Sounds like you first need to be truthful to yourself on what you want...the married life or the single life.... you cannot have both.
You need to know who you truly are, and where you are truly the happiest. Becasue at the end...it is you who will be in that place and YOU will be the only one there when things don't work out.

Bottom line is that you need to really think things through and make the right decision based on yourself, who you are and what you want in life.... we cannot find happiness if we do not follow what is right in our hearts.... Good Luck!


----------



## Lady003 (Sep 3, 2008)

i'm not sure what i want really tbh. I remember how life was like when i was single and i wasnt happy. My personality and attitude has changed since i've been married though and it seems that i am more confident. I like the stability of marriage, but i think it may be the commitment part that scares me. Before i got married the longest relationship i had was only a couple months and here i've been married 3 years. I think i may be fearful of commitment in some fashion. idk. I love my husband, but idk if i'm completely "in love" with him as i once used to be. 
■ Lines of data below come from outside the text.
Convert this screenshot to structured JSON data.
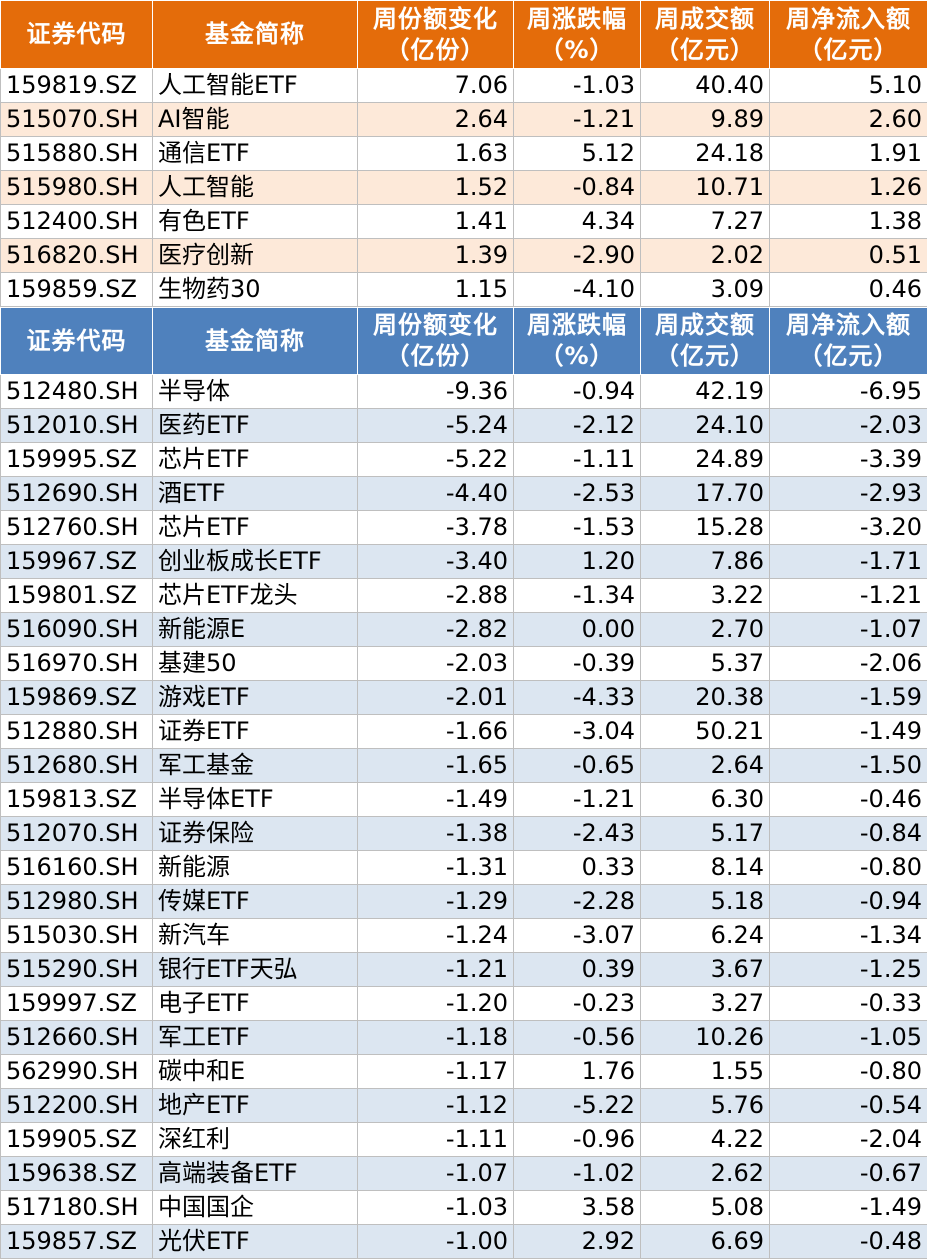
{
  "headers": {
    "code": "证券代码",
    "name": "基金简称",
    "share_change_1": "周份额变化",
    "share_change_2": "（亿份）",
    "weekly_change_1": "周涨跌幅",
    "weekly_change_2": "（%）",
    "turnover_1": "周成交额",
    "turnover_2": "（亿元）",
    "net_inflow_1": "周净流入额",
    "net_inflow_2": "（亿元）"
  },
  "inflow_rows": [
    {
      "code": "159819.SZ",
      "name": "人工智能ETF",
      "share_change": "7.06",
      "weekly_change": "-1.03",
      "turnover": "40.40",
      "net_inflow": "5.10"
    },
    {
      "code": "515070.SH",
      "name": "AI智能",
      "share_change": "2.64",
      "weekly_change": "-1.21",
      "turnover": "9.89",
      "net_inflow": "2.60"
    },
    {
      "code": "515880.SH",
      "name": "通信ETF",
      "share_change": "1.63",
      "weekly_change": "5.12",
      "turnover": "24.18",
      "net_inflow": "1.91"
    },
    {
      "code": "515980.SH",
      "name": "人工智能",
      "share_change": "1.52",
      "weekly_change": "-0.84",
      "turnover": "10.71",
      "net_inflow": "1.26"
    },
    {
      "code": "512400.SH",
      "name": "有色ETF",
      "share_change": "1.41",
      "weekly_change": "4.34",
      "turnover": "7.27",
      "net_inflow": "1.38"
    },
    {
      "code": "516820.SH",
      "name": "医疗创新",
      "share_change": "1.39",
      "weekly_change": "-2.90",
      "turnover": "2.02",
      "net_inflow": "0.51"
    },
    {
      "code": "159859.SZ",
      "name": "生物药30",
      "share_change": "1.15",
      "weekly_change": "-4.10",
      "turnover": "3.09",
      "net_inflow": "0.46"
    }
  ],
  "outflow_rows": [
    {
      "code": "512480.SH",
      "name": "半导体",
      "share_change": "-9.36",
      "weekly_change": "-0.94",
      "turnover": "42.19",
      "net_inflow": "-6.95"
    },
    {
      "code": "512010.SH",
      "name": "医药ETF",
      "share_change": "-5.24",
      "weekly_change": "-2.12",
      "turnover": "24.10",
      "net_inflow": "-2.03"
    },
    {
      "code": "159995.SZ",
      "name": "芯片ETF",
      "share_change": "-5.22",
      "weekly_change": "-1.11",
      "turnover": "24.89",
      "net_inflow": "-3.39"
    },
    {
      "code": "512690.SH",
      "name": "酒ETF",
      "share_change": "-4.40",
      "weekly_change": "-2.53",
      "turnover": "17.70",
      "net_inflow": "-2.93"
    },
    {
      "code": "512760.SH",
      "name": "芯片ETF",
      "share_change": "-3.78",
      "weekly_change": "-1.53",
      "turnover": "15.28",
      "net_inflow": "-3.20"
    },
    {
      "code": "159967.SZ",
      "name": "创业板成长ETF",
      "share_change": "-3.40",
      "weekly_change": "1.20",
      "turnover": "7.86",
      "net_inflow": "-1.71"
    },
    {
      "code": "159801.SZ",
      "name": "芯片ETF龙头",
      "share_change": "-2.88",
      "weekly_change": "-1.34",
      "turnover": "3.22",
      "net_inflow": "-1.21"
    },
    {
      "code": "516090.SH",
      "name": "新能源E",
      "share_change": "-2.82",
      "weekly_change": "0.00",
      "turnover": "2.70",
      "net_inflow": "-1.07"
    },
    {
      "code": "516970.SH",
      "name": "基建50",
      "share_change": "-2.03",
      "weekly_change": "-0.39",
      "turnover": "5.37",
      "net_inflow": "-2.06"
    },
    {
      "code": "159869.SZ",
      "name": "游戏ETF",
      "share_change": "-2.01",
      "weekly_change": "-4.33",
      "turnover": "20.38",
      "net_inflow": "-1.59"
    },
    {
      "code": "512880.SH",
      "name": "证券ETF",
      "share_change": "-1.66",
      "weekly_change": "-3.04",
      "turnover": "50.21",
      "net_inflow": "-1.49"
    },
    {
      "code": "512680.SH",
      "name": "军工基金",
      "share_change": "-1.65",
      "weekly_change": "-0.65",
      "turnover": "2.64",
      "net_inflow": "-1.50"
    },
    {
      "code": "159813.SZ",
      "name": "半导体ETF",
      "share_change": "-1.49",
      "weekly_change": "-1.21",
      "turnover": "6.30",
      "net_inflow": "-0.46"
    },
    {
      "code": "512070.SH",
      "name": "证券保险",
      "share_change": "-1.38",
      "weekly_change": "-2.43",
      "turnover": "5.17",
      "net_inflow": "-0.84"
    },
    {
      "code": "516160.SH",
      "name": "新能源",
      "share_change": "-1.31",
      "weekly_change": "0.33",
      "turnover": "8.14",
      "net_inflow": "-0.80"
    },
    {
      "code": "512980.SH",
      "name": "传媒ETF",
      "share_change": "-1.29",
      "weekly_change": "-2.28",
      "turnover": "5.18",
      "net_inflow": "-0.94"
    },
    {
      "code": "515030.SH",
      "name": "新汽车",
      "share_change": "-1.24",
      "weekly_change": "-3.07",
      "turnover": "6.24",
      "net_inflow": "-1.34"
    },
    {
      "code": "515290.SH",
      "name": "银行ETF天弘",
      "share_change": "-1.21",
      "weekly_change": "0.39",
      "turnover": "3.67",
      "net_inflow": "-1.25"
    },
    {
      "code": "159997.SZ",
      "name": "电子ETF",
      "share_change": "-1.20",
      "weekly_change": "-0.23",
      "turnover": "3.27",
      "net_inflow": "-0.33"
    },
    {
      "code": "512660.SH",
      "name": "军工ETF",
      "share_change": "-1.18",
      "weekly_change": "-0.56",
      "turnover": "10.26",
      "net_inflow": "-1.05"
    },
    {
      "code": "562990.SH",
      "name": "碳中和E",
      "share_change": "-1.17",
      "weekly_change": "1.76",
      "turnover": "1.55",
      "net_inflow": "-0.80"
    },
    {
      "code": "512200.SH",
      "name": "地产ETF",
      "share_change": "-1.12",
      "weekly_change": "-5.22",
      "turnover": "5.76",
      "net_inflow": "-0.54"
    },
    {
      "code": "159905.SZ",
      "name": "深红利",
      "share_change": "-1.11",
      "weekly_change": "-0.96",
      "turnover": "4.22",
      "net_inflow": "-2.04"
    },
    {
      "code": "159638.SZ",
      "name": "高端装备ETF",
      "share_change": "-1.07",
      "weekly_change": "-1.02",
      "turnover": "2.62",
      "net_inflow": "-0.67"
    },
    {
      "code": "517180.SH",
      "name": "中国国企",
      "share_change": "-1.03",
      "weekly_change": "3.58",
      "turnover": "5.08",
      "net_inflow": "-1.49"
    },
    {
      "code": "159857.SZ",
      "name": "光伏ETF",
      "share_change": "-1.00",
      "weekly_change": "2.92",
      "turnover": "6.69",
      "net_inflow": "-0.48"
    }
  ],
  "colors": {
    "inflow_header": "#e46c0a",
    "inflow_stripe": "#fde9d9",
    "outflow_header": "#4f81bd",
    "outflow_stripe": "#dce6f1"
  }
}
I think i do need some time to figure things out, it's just hard to find that when i'm always with my husband taking care of our daughter or working. I thought of getting away and staying with friends for awhile until i could clear my head and realize what i'm wanting, but i don't want to leave my daughter. I think that's the biggest part that keeps me home.


----------



## MarkTwain (Aug 1, 2008)

Jesus said, "I would rather you were hot or cold, but not lukewarm"!


----------



## Lady003 (Sep 3, 2008)

well my husband and i talked it out tonight, let the grandparents babysit and just took time to communicate. It was needed and i think it helped to a degree. We both agree that the passion in our relationship is lacking. Although this isn't a new conversation, it has come up before. So i wouldnt be too surprised if nothing gets fixed, but i figure this is the last time i want to have that conversation. it gets old and repeated. Same things over and over. I'm willing to see if this time things are different and i'm hoping that they get better.


----------



## MarkTwain (Aug 1, 2008)

You don't really sound like you have made up your mind one way or the other to me. You either take the bull by the horns, or...

But you seem to be waiting for "manor from heaven".


----------